10 II. Diese Ausführungen des Landesarbeitsgerichts sind nicht frei von Rechtsfehlern. Sie halten den
Angriffen der Revision jedoch im Ergebnis stand.
11 1. Das Landesarbeitsgericht hat zutreffend erkannt, dass der Klägerin aufgrund der
Tarifgebundenheit beider Parteien (§ 4 Abs. 1 Satz 1 TVG) gemäß § 18 Nr. 1 Satz 1 BRTV für das
Jahr 2005 eine Sonderzahlung in Höhe von 100 % des tariflichen Monatsverdienstes und damit
iHv. 1.403,61 Euro brutto zusteht. Über die Höhe des tariflichen Monatsverdienstes der Klägerin
und damit auch die Höhe der ungekürzten tariflichen Sonderzahlung besteht kein Streit. Bei
Berücksichtigung der vom Beklagten im November 2005 geleisteten Sonderzahlung iHv.

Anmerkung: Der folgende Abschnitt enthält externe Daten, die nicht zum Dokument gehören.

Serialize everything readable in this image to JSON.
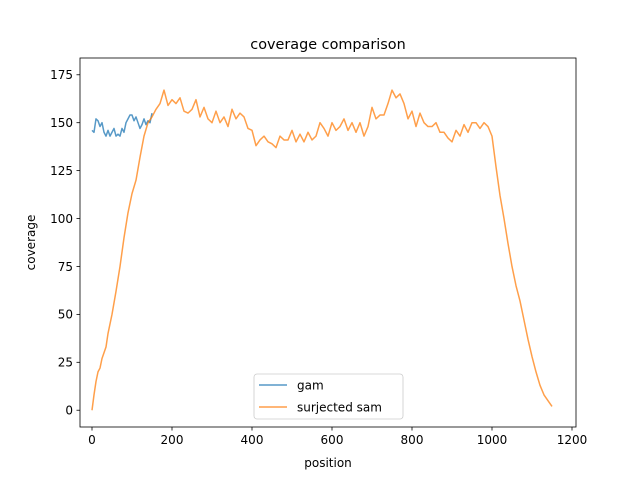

736,96 Euro brutto ergibt sich der von der Klägerin beanspruchte Differenzbetrag iHv. 666,65 Euro
brutto.
12 2. Auch die Annahme des Landesarbeitsgerichts, der Beklagte habe nicht hinreichend konkret
dargelegt, dass er nach § 18 Nr. 6 Satz 1 BRTV berechtigt gewesen sei, die Sonderzahlung für
das Kalenderjahr 2005 aus wirtschaftlichen Gründen zu kürzen, hält den Angriffen der Revision im
Ergebnis stand. Zu Unrecht meint der Beklagte, seine Entscheidung, die tarifliche Sonderzahlung
zu kürzen, dürfe von den Gerichten nicht überprüft werden. Die Entscheidung des
Apothekeninhabers, die tarifliche Sonderzahlung zu kürzen, unterliegt der gerichtlichen Kontrolle.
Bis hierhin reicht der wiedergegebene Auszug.